Further, by setting a minimum eligible country rating at BB- and several liquidity and tradability tests, the index overcomes a hurdle for countries with illiquid or inaccessible local markets. In such situations, we look to build the exposure using currency forwards instead of bonds.
However, notwithstanding better representation of EM economies and higher quality, even the EM Advantage index suffers from the same performance drags. Given this reality, we believe EM investors should seek out “better beta” by exploring the following strategies, which seek to mitigate these benchmark-induced drags.

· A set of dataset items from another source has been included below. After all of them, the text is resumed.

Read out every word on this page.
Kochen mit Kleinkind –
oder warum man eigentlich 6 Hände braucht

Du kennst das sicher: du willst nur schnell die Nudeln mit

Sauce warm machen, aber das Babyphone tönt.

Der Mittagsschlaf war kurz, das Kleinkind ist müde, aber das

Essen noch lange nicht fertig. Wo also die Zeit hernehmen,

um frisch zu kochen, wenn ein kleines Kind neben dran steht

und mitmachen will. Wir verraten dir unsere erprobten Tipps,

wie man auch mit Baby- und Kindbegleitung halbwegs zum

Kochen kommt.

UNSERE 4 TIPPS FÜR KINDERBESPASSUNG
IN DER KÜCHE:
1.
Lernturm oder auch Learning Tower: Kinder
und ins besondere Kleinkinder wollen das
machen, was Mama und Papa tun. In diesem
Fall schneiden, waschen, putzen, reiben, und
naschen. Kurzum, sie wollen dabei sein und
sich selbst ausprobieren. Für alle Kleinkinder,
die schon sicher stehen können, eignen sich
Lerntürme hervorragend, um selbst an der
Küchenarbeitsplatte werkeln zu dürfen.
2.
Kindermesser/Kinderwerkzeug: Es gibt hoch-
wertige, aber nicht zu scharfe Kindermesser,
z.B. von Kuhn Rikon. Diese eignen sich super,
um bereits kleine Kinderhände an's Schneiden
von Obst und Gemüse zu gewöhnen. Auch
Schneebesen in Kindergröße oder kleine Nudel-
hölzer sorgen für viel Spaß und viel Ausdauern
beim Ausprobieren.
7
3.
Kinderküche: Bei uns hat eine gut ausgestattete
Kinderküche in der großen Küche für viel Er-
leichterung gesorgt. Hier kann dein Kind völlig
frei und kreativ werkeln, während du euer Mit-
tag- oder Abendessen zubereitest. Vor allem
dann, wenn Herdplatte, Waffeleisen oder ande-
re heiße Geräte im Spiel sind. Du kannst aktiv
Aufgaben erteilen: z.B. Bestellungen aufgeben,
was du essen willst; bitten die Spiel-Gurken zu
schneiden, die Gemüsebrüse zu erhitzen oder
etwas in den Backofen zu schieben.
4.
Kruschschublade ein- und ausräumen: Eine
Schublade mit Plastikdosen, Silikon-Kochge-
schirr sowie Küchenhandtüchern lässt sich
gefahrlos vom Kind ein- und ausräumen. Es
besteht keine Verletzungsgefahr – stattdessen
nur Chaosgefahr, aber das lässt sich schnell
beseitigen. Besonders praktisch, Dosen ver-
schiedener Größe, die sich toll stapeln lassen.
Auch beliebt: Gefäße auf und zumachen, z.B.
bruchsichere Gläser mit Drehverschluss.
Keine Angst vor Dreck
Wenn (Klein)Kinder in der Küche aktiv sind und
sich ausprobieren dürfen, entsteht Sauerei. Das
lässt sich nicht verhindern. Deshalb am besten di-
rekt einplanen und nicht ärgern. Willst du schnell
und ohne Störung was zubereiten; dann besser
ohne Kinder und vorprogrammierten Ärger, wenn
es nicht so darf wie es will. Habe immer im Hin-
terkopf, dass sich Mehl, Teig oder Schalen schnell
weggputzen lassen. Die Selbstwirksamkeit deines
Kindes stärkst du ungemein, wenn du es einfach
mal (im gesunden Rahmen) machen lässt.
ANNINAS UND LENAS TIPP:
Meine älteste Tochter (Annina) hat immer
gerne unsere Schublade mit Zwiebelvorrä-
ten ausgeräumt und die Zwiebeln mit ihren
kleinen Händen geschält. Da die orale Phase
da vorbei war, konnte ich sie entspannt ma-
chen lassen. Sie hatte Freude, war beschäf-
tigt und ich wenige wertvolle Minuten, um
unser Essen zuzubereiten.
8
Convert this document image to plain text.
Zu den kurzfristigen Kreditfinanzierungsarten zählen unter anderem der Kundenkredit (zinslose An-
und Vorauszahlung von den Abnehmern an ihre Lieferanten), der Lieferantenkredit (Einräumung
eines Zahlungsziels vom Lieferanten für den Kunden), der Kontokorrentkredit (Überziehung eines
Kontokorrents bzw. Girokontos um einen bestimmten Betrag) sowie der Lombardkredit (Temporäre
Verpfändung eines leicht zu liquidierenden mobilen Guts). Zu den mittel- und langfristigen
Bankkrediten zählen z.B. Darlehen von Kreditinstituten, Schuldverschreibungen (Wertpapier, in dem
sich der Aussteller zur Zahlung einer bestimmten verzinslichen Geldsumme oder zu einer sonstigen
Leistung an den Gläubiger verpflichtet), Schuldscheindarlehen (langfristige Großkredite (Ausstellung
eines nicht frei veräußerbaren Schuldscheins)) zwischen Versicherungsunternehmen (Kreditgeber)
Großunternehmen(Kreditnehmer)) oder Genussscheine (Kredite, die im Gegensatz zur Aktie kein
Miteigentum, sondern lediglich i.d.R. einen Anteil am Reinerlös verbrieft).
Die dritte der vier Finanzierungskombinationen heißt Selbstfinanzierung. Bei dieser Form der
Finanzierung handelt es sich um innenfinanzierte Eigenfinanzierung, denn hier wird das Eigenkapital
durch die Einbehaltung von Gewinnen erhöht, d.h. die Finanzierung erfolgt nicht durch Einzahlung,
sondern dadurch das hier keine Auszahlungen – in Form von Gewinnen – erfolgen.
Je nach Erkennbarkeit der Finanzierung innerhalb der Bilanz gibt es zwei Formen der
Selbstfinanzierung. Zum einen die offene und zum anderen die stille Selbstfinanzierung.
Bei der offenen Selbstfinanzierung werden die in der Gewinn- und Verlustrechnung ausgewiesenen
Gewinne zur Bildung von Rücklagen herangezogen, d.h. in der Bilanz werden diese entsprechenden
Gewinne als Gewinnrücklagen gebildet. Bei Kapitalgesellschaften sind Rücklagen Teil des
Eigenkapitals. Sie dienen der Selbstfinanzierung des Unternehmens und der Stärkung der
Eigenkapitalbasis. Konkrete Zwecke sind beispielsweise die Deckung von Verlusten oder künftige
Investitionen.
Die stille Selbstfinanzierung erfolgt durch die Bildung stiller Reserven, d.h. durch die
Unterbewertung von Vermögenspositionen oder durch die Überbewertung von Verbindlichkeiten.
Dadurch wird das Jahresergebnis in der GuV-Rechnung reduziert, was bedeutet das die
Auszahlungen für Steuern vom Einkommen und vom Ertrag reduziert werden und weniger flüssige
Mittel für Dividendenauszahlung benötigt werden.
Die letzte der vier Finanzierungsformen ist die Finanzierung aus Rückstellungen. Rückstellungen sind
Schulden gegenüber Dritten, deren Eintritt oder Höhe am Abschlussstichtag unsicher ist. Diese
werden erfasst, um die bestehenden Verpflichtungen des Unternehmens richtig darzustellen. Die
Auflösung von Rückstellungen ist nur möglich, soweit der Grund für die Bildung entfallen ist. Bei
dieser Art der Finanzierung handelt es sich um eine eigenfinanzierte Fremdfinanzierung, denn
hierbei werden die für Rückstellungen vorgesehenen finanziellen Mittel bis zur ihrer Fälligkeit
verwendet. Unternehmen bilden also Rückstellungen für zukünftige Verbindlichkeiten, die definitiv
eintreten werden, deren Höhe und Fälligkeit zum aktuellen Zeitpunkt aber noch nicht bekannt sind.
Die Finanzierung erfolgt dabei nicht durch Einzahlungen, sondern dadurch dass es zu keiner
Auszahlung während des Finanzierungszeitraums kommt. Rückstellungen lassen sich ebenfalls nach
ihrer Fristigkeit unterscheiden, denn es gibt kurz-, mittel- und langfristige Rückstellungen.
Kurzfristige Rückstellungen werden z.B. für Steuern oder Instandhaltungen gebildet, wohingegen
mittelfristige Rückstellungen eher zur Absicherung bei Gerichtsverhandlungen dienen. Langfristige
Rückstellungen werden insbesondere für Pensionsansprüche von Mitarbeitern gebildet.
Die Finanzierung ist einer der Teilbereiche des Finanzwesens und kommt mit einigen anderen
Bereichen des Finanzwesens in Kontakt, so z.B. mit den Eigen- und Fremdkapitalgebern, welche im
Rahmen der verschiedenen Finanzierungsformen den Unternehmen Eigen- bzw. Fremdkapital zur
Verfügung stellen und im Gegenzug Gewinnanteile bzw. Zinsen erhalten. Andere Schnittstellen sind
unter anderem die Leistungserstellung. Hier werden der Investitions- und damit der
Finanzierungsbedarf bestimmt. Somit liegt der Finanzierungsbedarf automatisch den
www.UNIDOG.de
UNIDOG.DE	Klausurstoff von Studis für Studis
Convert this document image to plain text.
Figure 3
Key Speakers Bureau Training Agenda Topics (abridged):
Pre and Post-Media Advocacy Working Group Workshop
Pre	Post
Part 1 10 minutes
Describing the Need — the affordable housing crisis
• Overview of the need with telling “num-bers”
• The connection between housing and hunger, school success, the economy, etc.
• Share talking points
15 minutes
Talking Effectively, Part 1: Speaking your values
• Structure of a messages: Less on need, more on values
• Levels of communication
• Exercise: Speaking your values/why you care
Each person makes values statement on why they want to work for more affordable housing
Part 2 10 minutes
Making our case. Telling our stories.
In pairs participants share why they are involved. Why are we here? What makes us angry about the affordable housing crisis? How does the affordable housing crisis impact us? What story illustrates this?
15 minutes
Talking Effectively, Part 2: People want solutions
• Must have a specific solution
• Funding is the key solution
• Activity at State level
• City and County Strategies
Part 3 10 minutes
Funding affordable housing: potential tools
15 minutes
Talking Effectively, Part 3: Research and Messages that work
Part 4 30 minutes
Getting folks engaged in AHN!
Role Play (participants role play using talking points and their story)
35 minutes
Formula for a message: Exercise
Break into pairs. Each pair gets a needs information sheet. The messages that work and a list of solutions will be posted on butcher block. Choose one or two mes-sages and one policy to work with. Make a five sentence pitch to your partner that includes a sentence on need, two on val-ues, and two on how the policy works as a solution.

Smart optimization: Exploit inefficiencies while controlling for tracking error
As we have outlined, attempting to fully replicate the index or use some stratification approach can be costly and ignore market inefficiencies in EM local markets. Instead, we apply an optimization model to overweight and underweight securities in the index based on the mean reversion of carry and value factors in the underlying bonds, optimized against their estimated transaction costs. We manage risk by constraining total portfolio duration, country duration and curve exposure. And we take no benchmark-relative currency risk. The resulting portfolio very closely replicates the risk factors of the index while maximizing carry and exploiting the inefficiencies present in individual country curves.
Smart rebalancing and turnover management
Because any index must be traded monthly on a set schedule to adjust for additions and exclusions, and to maintain weight caps, investors may take advantage of trading inefficiencies by trading less frequently and sometimes in advance of regular index rebalancing. Optimal trading frequency, to reduce trading costs while maintaining reasonable tracking error, is between 3 and 3 ½ months. We can also anticipate large rebalance events in the index and trade ahead of those dates to save on transaction costs and avoid chasing illiquid markets. We also anticipate new issues, and with our scale we can seek to gain allocations to them ahead of their inclusion in the benchmark.
Finally, investing internationally can produce a drag on performance from taxes, based on the country and tax jurisdiction involved. In countries such as Colombia, Brazil, and Indonesia taxes are levied locally on income or on capital gains earned by an investor. We utilize various strategies, including offshore issuance, to minimize or eliminate the tax impact of investing in emerging markets with minimal tracking error.
Headwinds to performance in emerging market bonds are formidable. The median passive manager in emerging market local bonds have underperformed their benchmark by 70 to 90 basis points per year over the last decade. The strategies reviewed here may help to deliver “better beta” to investors interested in accessing emerging market local debt.